A competently-made though middling "thriller;" this is very dialogue-heavy, slow-moving (though it picks up in an enjoyably ludicrous way at the very end) and not shot or directed with much style. Though called a giallo, it reminded me much more of a made-for-TV movie in its lack of visual flourish and theatrical qualities. The only thing here you may not find in a TV production is a generous helping of female nudity. All three of the main actresses chip in (Nadiuska and Rey more than once), as do a number of other ladies in smaller "disrobe-then-disappear" roles. However, it's also worth noting that the scenes themselves are far from erotic. There's no sex here; just a bunch of "Hey, since you'll be on the phone having this really mundane conversation in this scene, you may as well also be naked in the shower while you're doing it!" moments. Even a lesbian nightclub comes off as boring because it's filmed from a distance.

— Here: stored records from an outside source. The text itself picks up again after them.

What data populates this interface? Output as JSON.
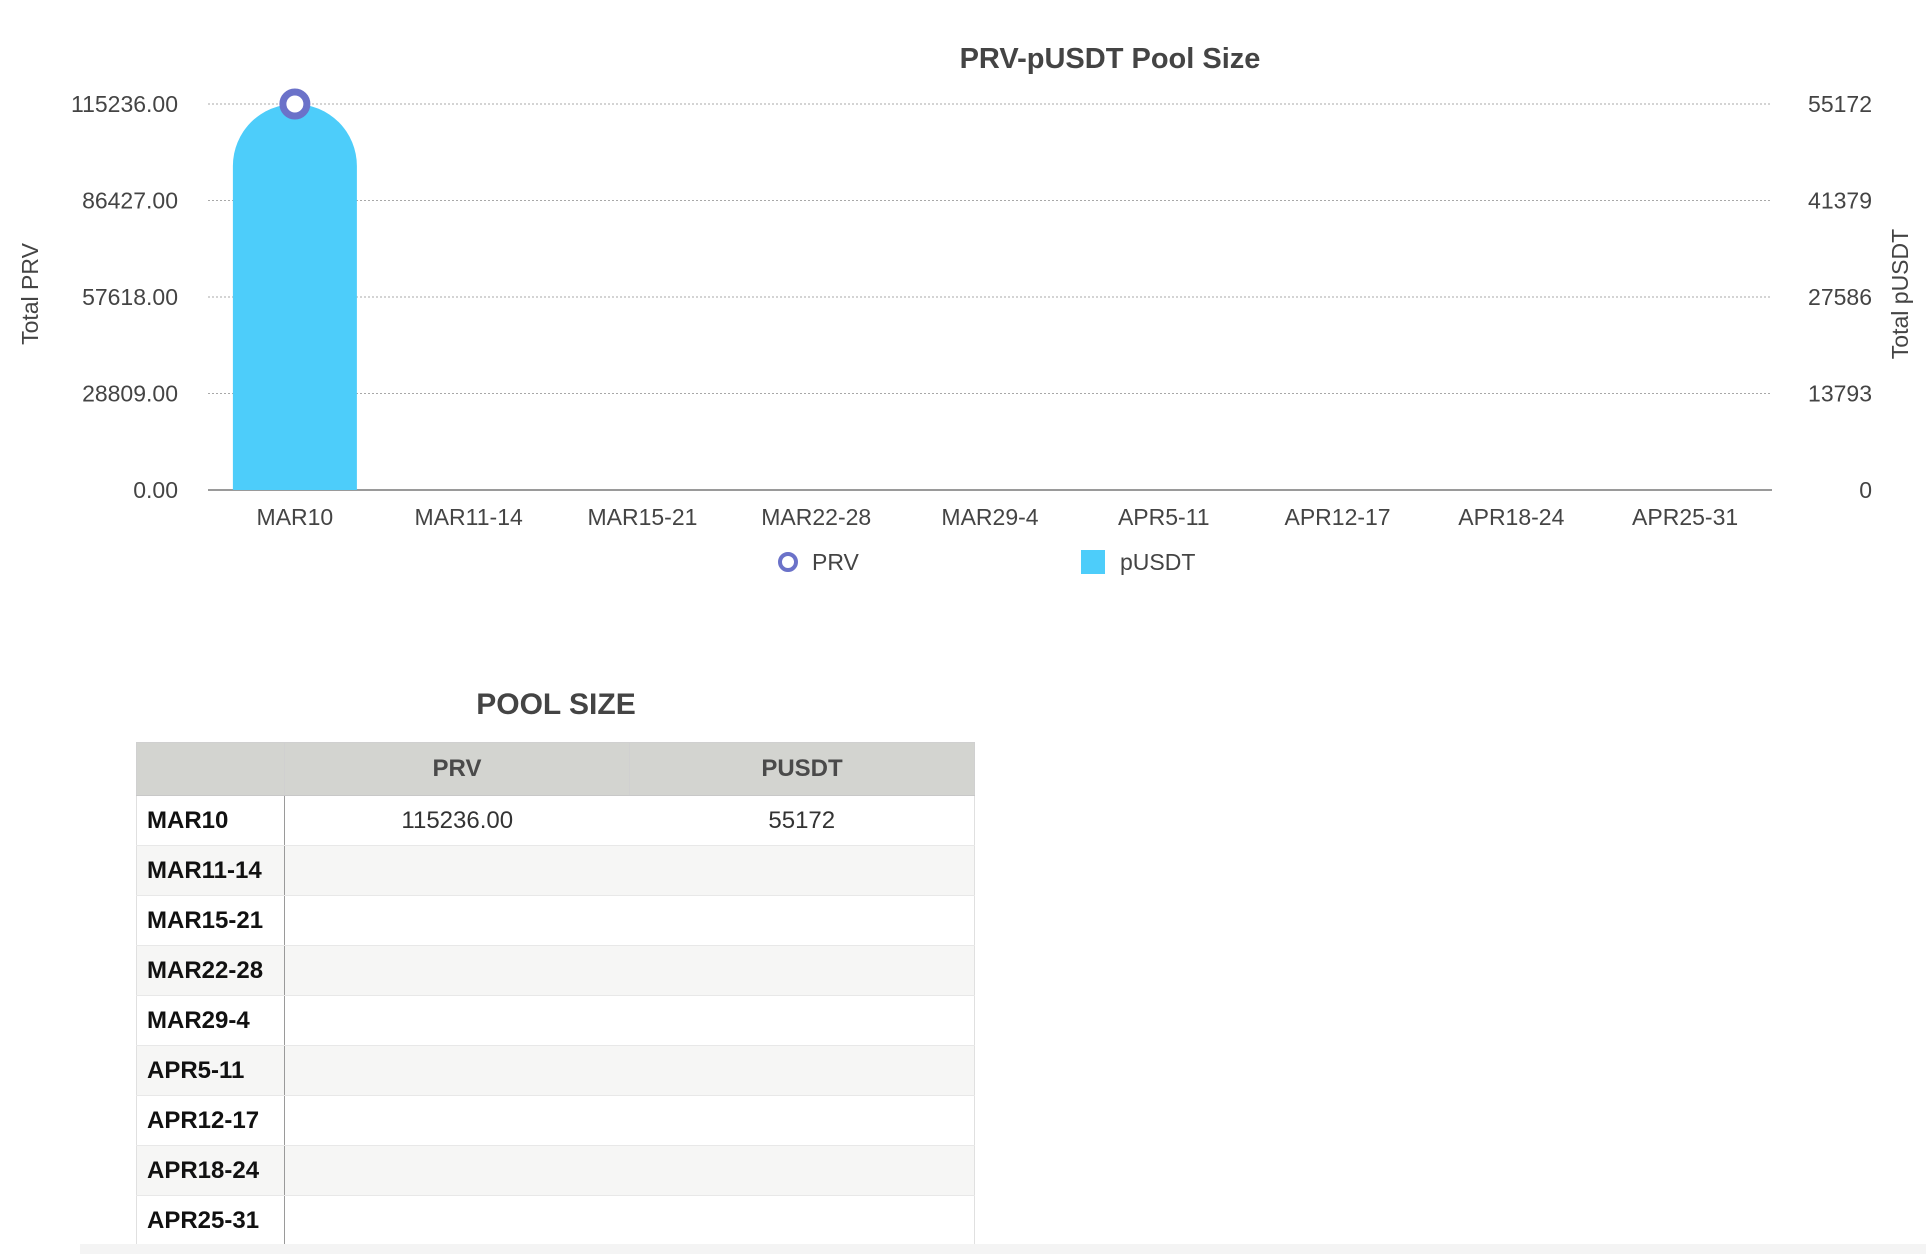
{
  "chart_data": {
    "type": "bar",
    "title": "PRV-pUSDT Pool Size",
    "categories": [
      "MAR10",
      "MAR11-14",
      "MAR15-21",
      "MAR22-28",
      "MAR29-4",
      "APR5-11",
      "APR12-17",
      "APR18-24",
      "APR25-31"
    ],
    "series": [
      {
        "name": "PRV",
        "kind": "point",
        "axis": "left",
        "color": "#6b72c9",
        "values": [
          115236.0,
          null,
          null,
          null,
          null,
          null,
          null,
          null,
          null
        ]
      },
      {
        "name": "pUSDT",
        "kind": "bar",
        "axis": "right",
        "color": "#4dcdfa",
        "values": [
          55172,
          null,
          null,
          null,
          null,
          null,
          null,
          null,
          null
        ]
      }
    ],
    "y_left": {
      "label": "Total PRV",
      "ylim": [
        0,
        115236
      ],
      "ticks": [
        "0.00",
        "28809.00",
        "57618.00",
        "86427.00",
        "115236.00"
      ]
    },
    "y_right": {
      "label": "Total pUSDT",
      "ylim": [
        0,
        55172
      ],
      "ticks": [
        "0",
        "13793",
        "27586",
        "41379",
        "55172"
      ]
    },
    "grid": true,
    "legend_position": "bottom"
  },
  "table": {
    "title": "POOL SIZE",
    "columns": [
      "",
      "PRV",
      "PUSDT"
    ],
    "rows": [
      {
        "label": "MAR10",
        "prv": "115236.00",
        "pusdt": "55172"
      },
      {
        "label": "MAR11-14",
        "prv": "",
        "pusdt": ""
      },
      {
        "label": "MAR15-21",
        "prv": "",
        "pusdt": ""
      },
      {
        "label": "MAR22-28",
        "prv": "",
        "pusdt": ""
      },
      {
        "label": "MAR29-4",
        "prv": "",
        "pusdt": ""
      },
      {
        "label": "APR5-11",
        "prv": "",
        "pusdt": ""
      },
      {
        "label": "APR12-17",
        "prv": "",
        "pusdt": ""
      },
      {
        "label": "APR18-24",
        "prv": "",
        "pusdt": ""
      },
      {
        "label": "APR25-31",
        "prv": "",
        "pusdt": ""
      }
    ]
  }
}
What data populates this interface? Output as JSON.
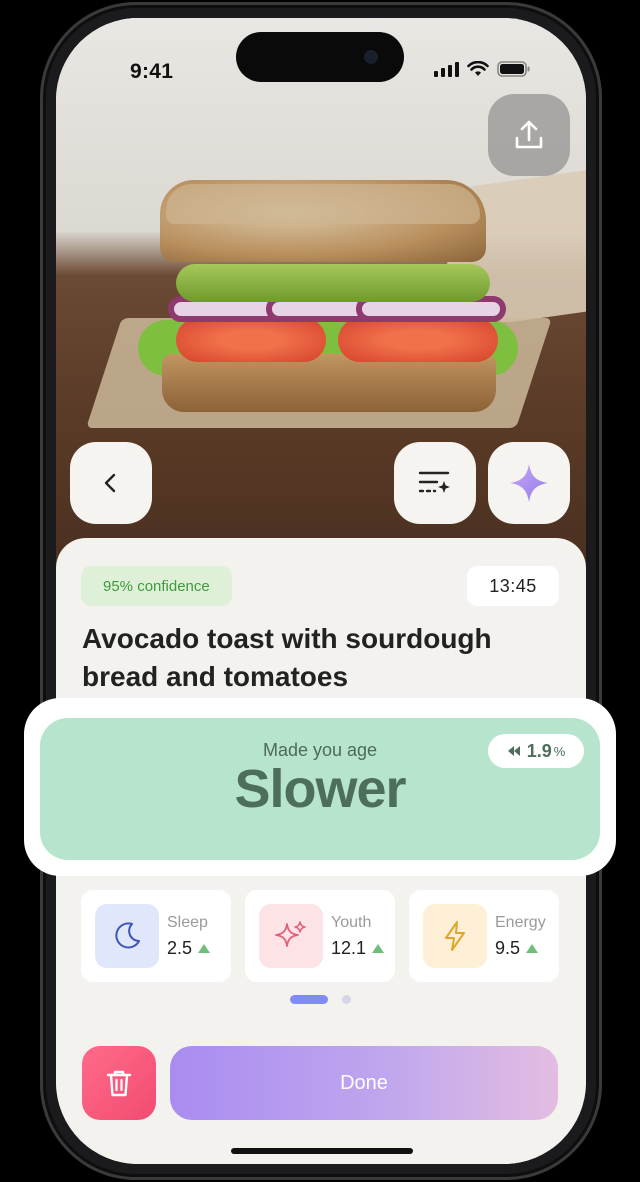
{
  "status_bar": {
    "time": "9:41"
  },
  "meal": {
    "confidence": "95% confidence",
    "time": "13:45",
    "title": "Avocado toast with sourdough bread and tomatoes"
  },
  "impact": {
    "label": "Made you age",
    "verdict": "Slower",
    "change_value": "1.9",
    "change_unit": "%"
  },
  "metrics": [
    {
      "label": "Sleep",
      "value": "2.5",
      "icon": "moon-icon",
      "trend": "up"
    },
    {
      "label": "Youth",
      "value": "12.1",
      "icon": "sparkles-icon",
      "trend": "up"
    },
    {
      "label": "Energy",
      "value": "9.5",
      "icon": "lightning-icon",
      "trend": "up"
    }
  ],
  "pagination": {
    "pages": 2,
    "current": 1
  },
  "actions": {
    "done_label": "Done",
    "delete_icon": "trash-icon"
  },
  "colors": {
    "accent": "#a98cf0",
    "impact_bg": "#b6e4cd",
    "delete": "#f24b72",
    "confidence": "#3f9a3a"
  }
}
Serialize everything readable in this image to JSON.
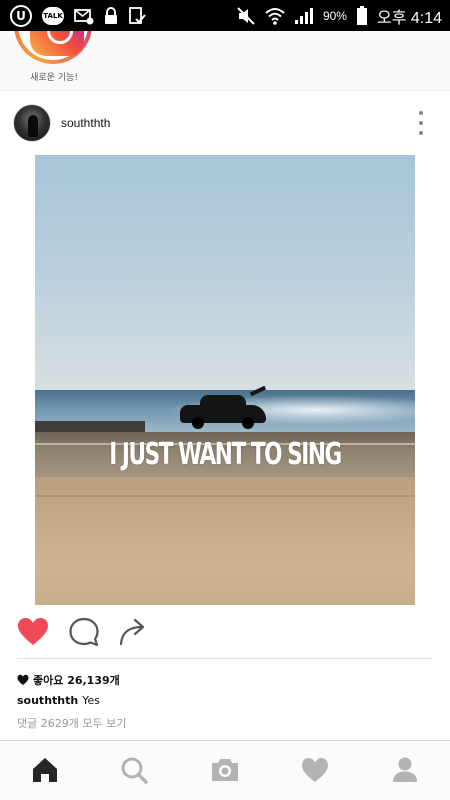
{
  "status_bar": {
    "battery": "90%",
    "time": "오후 4:14",
    "icons": [
      "u-plus-icon",
      "kakaotalk-icon",
      "mail-icon",
      "lock-icon",
      "checklist-icon",
      "mute-icon",
      "wifi-icon",
      "signal-icon",
      "battery-icon"
    ]
  },
  "story": {
    "caption": "새로운 기능!",
    "icon": "instagram-logo"
  },
  "post": {
    "username": "souththth",
    "image_text": "I JUST WANT TO SING",
    "likes": "좋아요 26,139개",
    "caption_user": "souththth",
    "caption_text": "Yes",
    "comments": "댓글 2629개 모두 보기"
  },
  "actions": {
    "like_icon": "heart-filled-icon",
    "comment_icon": "comment-icon",
    "share_icon": "share-icon"
  },
  "nav": [
    "home-icon",
    "search-icon",
    "camera-icon",
    "heart-icon",
    "profile-icon"
  ],
  "colors": {
    "like_red": "#ed4956",
    "nav_active": "#262626",
    "nav_inactive": "#b3b3b3"
  }
}
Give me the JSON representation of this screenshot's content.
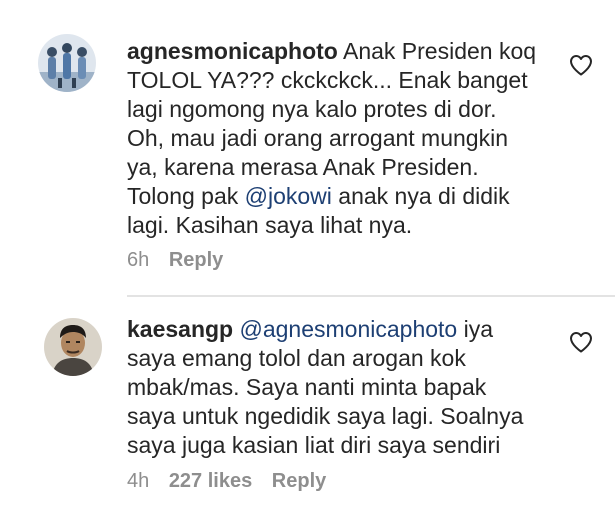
{
  "comments": [
    {
      "username": "agnesmonicaphoto",
      "lines": [
        {
          "text": "Anak Presiden koq"
        },
        {
          "text": "TOLOL YA??? ckckckck... Enak banget"
        },
        {
          "text": "lagi ngomong nya kalo protes di dor."
        },
        {
          "text": "Oh, mau jadi orang arrogant mungkin"
        },
        {
          "text": "ya, karena merasa Anak Presiden."
        },
        {
          "before": "Tolong pak ",
          "mention": "@jokowi",
          "after": " anak nya di didik"
        },
        {
          "text": "lagi. Kasihan saya lihat nya."
        }
      ],
      "time": "6h",
      "likes": "",
      "reply_label": "Reply",
      "avatar_icon": "avatar-group-photo-icon",
      "like_icon": "heart-outline-icon"
    },
    {
      "username": "kaesangp",
      "lines": [
        {
          "mention": "@agnesmonicaphoto",
          "after": " iya"
        },
        {
          "text": "saya emang tolol dan arogan kok"
        },
        {
          "text": "mbak/mas. Saya nanti minta bapak"
        },
        {
          "text": "saya untuk ngedidik saya lagi. Soalnya"
        },
        {
          "text": "saya juga kasian liat diri saya sendiri"
        }
      ],
      "time": "4h",
      "likes": "227 likes",
      "reply_label": "Reply",
      "avatar_icon": "avatar-profile-face-icon",
      "like_icon": "heart-outline-icon"
    }
  ],
  "colors": {
    "text": "#262626",
    "meta": "#8e8e8e",
    "mention": "#1d3f73",
    "divider": "#e3e3e3"
  }
}
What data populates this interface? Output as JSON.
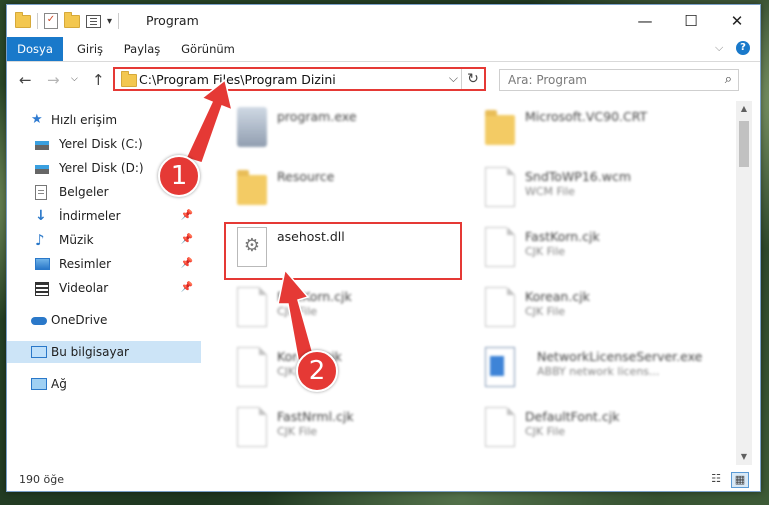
{
  "window": {
    "title": "Program",
    "controls": {
      "minimize": "—",
      "maximize": "☐",
      "close": "✕"
    }
  },
  "ribbon": {
    "tabs": [
      "Dosya",
      "Giriş",
      "Paylaş",
      "Görünüm"
    ],
    "expand_icon": "chevron-down-icon",
    "help_label": "?"
  },
  "navigation": {
    "address_path": "C:\\Program Files\\Program Dizini",
    "search_placeholder": "Ara: Program"
  },
  "sidebar": {
    "items": [
      {
        "label": "Hızlı erişim",
        "icon": "star-icon"
      },
      {
        "label": "Yerel Disk (C:)",
        "icon": "disk-icon"
      },
      {
        "label": "Yerel Disk (D:)",
        "icon": "disk-icon"
      },
      {
        "label": "Belgeler",
        "icon": "documents-icon",
        "pinned": true
      },
      {
        "label": "İndirmeler",
        "icon": "downloads-icon",
        "pinned": true
      },
      {
        "label": "Müzik",
        "icon": "music-icon",
        "pinned": true
      },
      {
        "label": "Resimler",
        "icon": "pictures-icon",
        "pinned": true
      },
      {
        "label": "Videolar",
        "icon": "videos-icon",
        "pinned": true
      },
      {
        "label": "OneDrive",
        "icon": "onedrive-icon"
      },
      {
        "label": "Bu bilgisayar",
        "icon": "this-pc-icon",
        "selected": true
      },
      {
        "label": "Ağ",
        "icon": "network-icon"
      }
    ]
  },
  "files": [
    {
      "name": "program.exe",
      "sub": "",
      "type": "exe"
    },
    {
      "name": "Microsoft.VC90.CRT",
      "sub": "",
      "type": "folder"
    },
    {
      "name": "Resource",
      "sub": "",
      "type": "folder"
    },
    {
      "name": "SndToWP16.wcm",
      "sub": "WCM File",
      "type": "file"
    },
    {
      "name": "asehost.dll",
      "sub": "",
      "type": "dll"
    },
    {
      "name": "FastKorn.cjk",
      "sub": "CJK File",
      "type": "file"
    },
    {
      "name": "FastKorn.cjk",
      "sub": "CJK File",
      "type": "file"
    },
    {
      "name": "Korean.cjk",
      "sub": "CJK File",
      "type": "file"
    },
    {
      "name": "Korean.cjk",
      "sub": "CJK File",
      "type": "file"
    },
    {
      "name": "NetworkLicenseServer.exe",
      "sub": "ABBY network licens...",
      "type": "netexe"
    },
    {
      "name": "FastNrml.cjk",
      "sub": "CJK File",
      "type": "file"
    },
    {
      "name": "DefaultFont.cjk",
      "sub": "CJK File",
      "type": "file"
    }
  ],
  "status": {
    "count": "190 öğe"
  },
  "annotations": {
    "callout_1": "1",
    "callout_2": "2"
  },
  "colors": {
    "accent": "#1979ca",
    "highlight": "#e53935",
    "selection": "#cce4f7"
  }
}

This was the only genre film for this director, who mostly made comedies. I will give him some credit for generating a little suspense at the end and one well-executed jump scare, though it's pretty obvious he's not very skilled at this particular genre. Some of the posters advertised this as an Agatha Christie adaptation, which it is not. The cast also includes Euro horror regulars Yelena Samarina and Luis Barboo as Monica's servants, Isabel Luque as one of Arturo's lovers and Sandra Alberti, who went on to star in the Spanish exploitation gem Satan's Blood (1978). There's never been an official U. S. release for this title, though a number of outlets like Sinister Cinema offer a washed-out (though widescreen) print with English subtitles.